His writes brilliantly about celebrity, and infamy, and describes rather than explains, leaving you to make your own mind up. In other words, he treats the reader like an intelligent person.
With Born Yesterday, though, he is drifting into more experimental territory, presenting news stories from last summer – the search for Madeleine McCann, Gordon Brown taking over from Tony Blair etc – as a continuous narrative, pointing out the coincidences and connections as he goes. In many ways with this book Burn is delving into the kind of stuff that B.S. Johnson would approve of, effectively writing a non-fiction novel. Johnson famously considered that telling stories was telling lies, and therefore a Bad Thing (for a good introduction to Johnson and his work, Jonathan Coe’s biography Like a Fiery Elephant is superb. He is famous for doing stuff like having a hole cut into the pages of a novel so the reader can see into the future by reading the text a few pages in advance).
Burn is fundamentally right in that the news these days is a novel. Much of the news and the way in which it is presented seems to have more in common with soap opera plots than traditional reporting: the McCann issue being a case in point, with the attitude towards the parents of the missing girl wavering between sympathy, then approbation, mistrust and back to sympathy again.

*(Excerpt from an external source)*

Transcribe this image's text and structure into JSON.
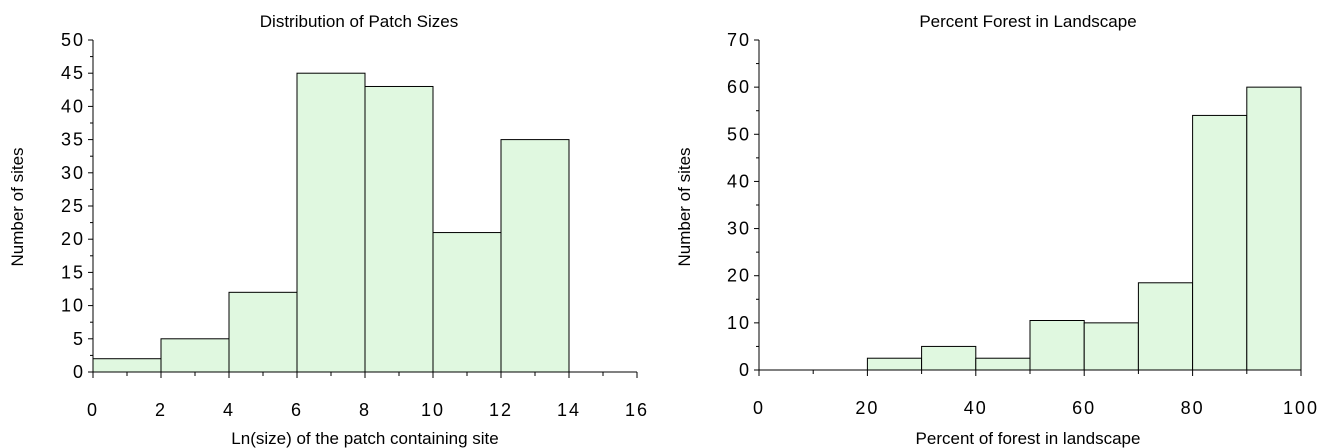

But the news now is a story in which we can all participate. Being halfway through, I’m not sure if Burn will touch on the role that we all can have now as citizen journalists, or social reporters. But the images that we take on our mobile phones and post to Flickr or Facebook, or the video we capture and stream through services like Qik, or the opinions we report on our blogs and social network profiles all add to the primordial soup of content from which the news will be formed. As traditional media organisations get more and more wise to the role that citizen journalism can play, we will see a preponderance of amateur news reporting, creating a richer tapestry from which the news ‘novel’ can be formed.
Burn has the advantage of looking back at events and seeing them within a wider context. Perhaps this is the role that traditional media will play in the future, pulling together all the threads of the content produced by us, reporting on what is going on around us.
Update: By sheer chance, there was an article on B.S. Johnson on Guardian Online yesterday.